Division of Urologic Surgery, The University of North Carolina at Chapel Hill, Chapel Hill, NC 27599, USA.
Eur Urol. 2010 Jun;57(6):1013-21. doi: 10.1016/j.eururo.2009.12.028. Epub 2010 Jan 9.
Recent small case series have now been reported for robotic-assisted laparoscopic radical cystectomy (RALRC). In most of these series, the urinary diversion has been performed in an extracorporeal fashion. There have been few case reports of an intracorporeal diversion and little description of the technique of such a procedure.
In this paper, we report our initial experience with robotic-assisted laparoscopic intracorporeal urinary diversion, describing stepwise the surgical procedure itself and evaluating perioperative and pathologic outcomes of this novel procedure.
DESIGN, SETTING, AND PARTICIPANTS: We studied a single-institution case series of patients undergoing robotic-assisted cystectomy and intracorporeal urinary diversion for clinically localized urothelial carcinoma of the bladder (n=10) or for a noncompliant dysfunctional bladder refractory to more conservative management (n=2). Historical comparisons are also made to a consecutive case series of 20 patients undergoing robotic radical cystectomy and extracorporeal urinary diversion.
RALRC and intracorporeal urinary diversion, including ileal conduit (n=9) and orthotopic ileal neobladder (n=3).

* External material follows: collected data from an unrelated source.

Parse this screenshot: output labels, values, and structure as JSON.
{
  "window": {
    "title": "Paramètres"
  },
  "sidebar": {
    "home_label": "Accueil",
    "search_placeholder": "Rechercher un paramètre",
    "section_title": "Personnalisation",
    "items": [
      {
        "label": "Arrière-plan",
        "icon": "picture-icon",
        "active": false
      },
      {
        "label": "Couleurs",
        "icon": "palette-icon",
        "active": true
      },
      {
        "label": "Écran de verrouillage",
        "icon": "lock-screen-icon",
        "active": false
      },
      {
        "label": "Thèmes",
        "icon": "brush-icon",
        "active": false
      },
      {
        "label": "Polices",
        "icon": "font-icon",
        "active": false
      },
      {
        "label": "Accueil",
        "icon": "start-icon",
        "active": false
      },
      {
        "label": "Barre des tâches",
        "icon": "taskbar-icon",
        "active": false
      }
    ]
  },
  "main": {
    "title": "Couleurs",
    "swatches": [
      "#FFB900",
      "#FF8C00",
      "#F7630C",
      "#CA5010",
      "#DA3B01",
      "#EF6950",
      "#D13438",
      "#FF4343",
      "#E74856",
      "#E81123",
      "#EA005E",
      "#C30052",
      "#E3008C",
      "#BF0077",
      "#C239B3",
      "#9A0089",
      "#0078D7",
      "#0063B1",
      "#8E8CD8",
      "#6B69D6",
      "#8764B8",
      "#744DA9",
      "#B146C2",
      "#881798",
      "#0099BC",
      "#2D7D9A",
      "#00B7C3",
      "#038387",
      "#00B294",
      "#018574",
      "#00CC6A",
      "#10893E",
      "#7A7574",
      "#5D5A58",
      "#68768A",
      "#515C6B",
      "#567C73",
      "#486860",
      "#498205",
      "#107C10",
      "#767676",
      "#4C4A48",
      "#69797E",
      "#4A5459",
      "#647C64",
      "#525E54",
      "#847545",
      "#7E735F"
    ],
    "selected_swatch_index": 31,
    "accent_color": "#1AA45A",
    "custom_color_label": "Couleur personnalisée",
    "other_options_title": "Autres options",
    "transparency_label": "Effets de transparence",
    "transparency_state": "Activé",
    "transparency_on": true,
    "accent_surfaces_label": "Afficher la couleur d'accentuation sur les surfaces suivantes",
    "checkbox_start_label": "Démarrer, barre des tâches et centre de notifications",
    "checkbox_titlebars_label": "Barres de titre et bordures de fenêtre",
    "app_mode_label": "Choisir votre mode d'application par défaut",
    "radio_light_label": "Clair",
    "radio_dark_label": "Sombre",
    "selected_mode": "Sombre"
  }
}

The stepwise operative procedure is described in detail. Outcome measures evaluated in this series included operative variables, hospital recovery, and complication rate. Comparisons were made to a contemporaneous series of 20 patients who underwent a robotic cystectomy with extracorporeal diversion during this time period (from an experience of >100 robotic cystectomy patients since 2005).
Twelve patients (mean age: 60.9 yr) underwent an intracorporeal diversion. Mean operating-room time of all patients was 5.3h, and mean surgical blood loss was 221ml. Mean time to flatus, bowel movement, and hospital discharge was 2.2 d, 3.2 d, and 4.5 d, respectively. Eleven of the 12 patients were discharged on or before postoperative day 5. There were six postoperative complications in five patients (42%), with one complication being Clavien grade 3 or higher. The major limitations of the study are the small sample size and the nonrandomized nature of the compared treatment groups (intracorporeal vs extracorporeal), which limits the ability to directly compare the techniques at a high level of scientific confidence.
Our initial experience with robotic-assisted laparoscopic intracorporeal diversion appears to be favorable with acceptable operative and short-term clinical outcomes.
目前已经有一些关于机器人辅助腹腔镜根治性膀胱切除术(RALRC)的小病例系列报告。在这些系列中,大多数尿流改道都是在体外进行的。仅有少数关于腔内分流术的病例报告,对这种手术技术的描述也很少。
本文报告了我们在机器人辅助腹腔镜腔内尿流改道方面的初步经验,详细描述了手术过程,并评估了这一新方法的围手术期和病理结果。
设计、地点和参与者:我们研究了单中心病例系列,包括 10 例临床局限性膀胱尿路上皮癌和 2 例非依从性功能失调性膀胱对更保守治疗无效的患者,他们接受了机器人辅助膀胱切除术和腔内尿流改道。也与同期接受机器人根治性膀胱切除术和体外尿流改道的 20 例患者的连续病例系列进行了历史比较。
RALRC 和腔内尿流改道,包括回肠导管(n=9)和原位回肠新膀胱(n=3)。
详细描述了逐步手术过程。本系列评估的结果测量包括手术变量、住院恢复和并发症发生率。与同期接受机器人膀胱切除术和体外分流术的 20 例患者进行了比较(自 2005 年以来,我们有超过 100 例机器人膀胱切除术的经验)。
12 例患者(平均年龄:60.9 岁)接受了腔内分流术。所有患者的平均手术室时间为 5.3 小时,平均手术出血量为 221ml。平均排气、排便和出院时间分别为 2.2 天、3.2 天和 4.5 天。12 例患者中有 11 例在术后第 5 天或之前出院。5 例患者发生 6 例术后并发症(42%),其中 1 例并发症为 Clavien 3 级或更高级别。该研究的主要局限性是样本量小,以及腔内与体外治疗组之间的非随机设计(腔内与体外),这限制了以高科学置信度直接比较技术的能力。
我们在机器人辅助腹腔镜腔内分流术方面的初步经验似乎是有利的,具有可接受的手术和短期临床结果。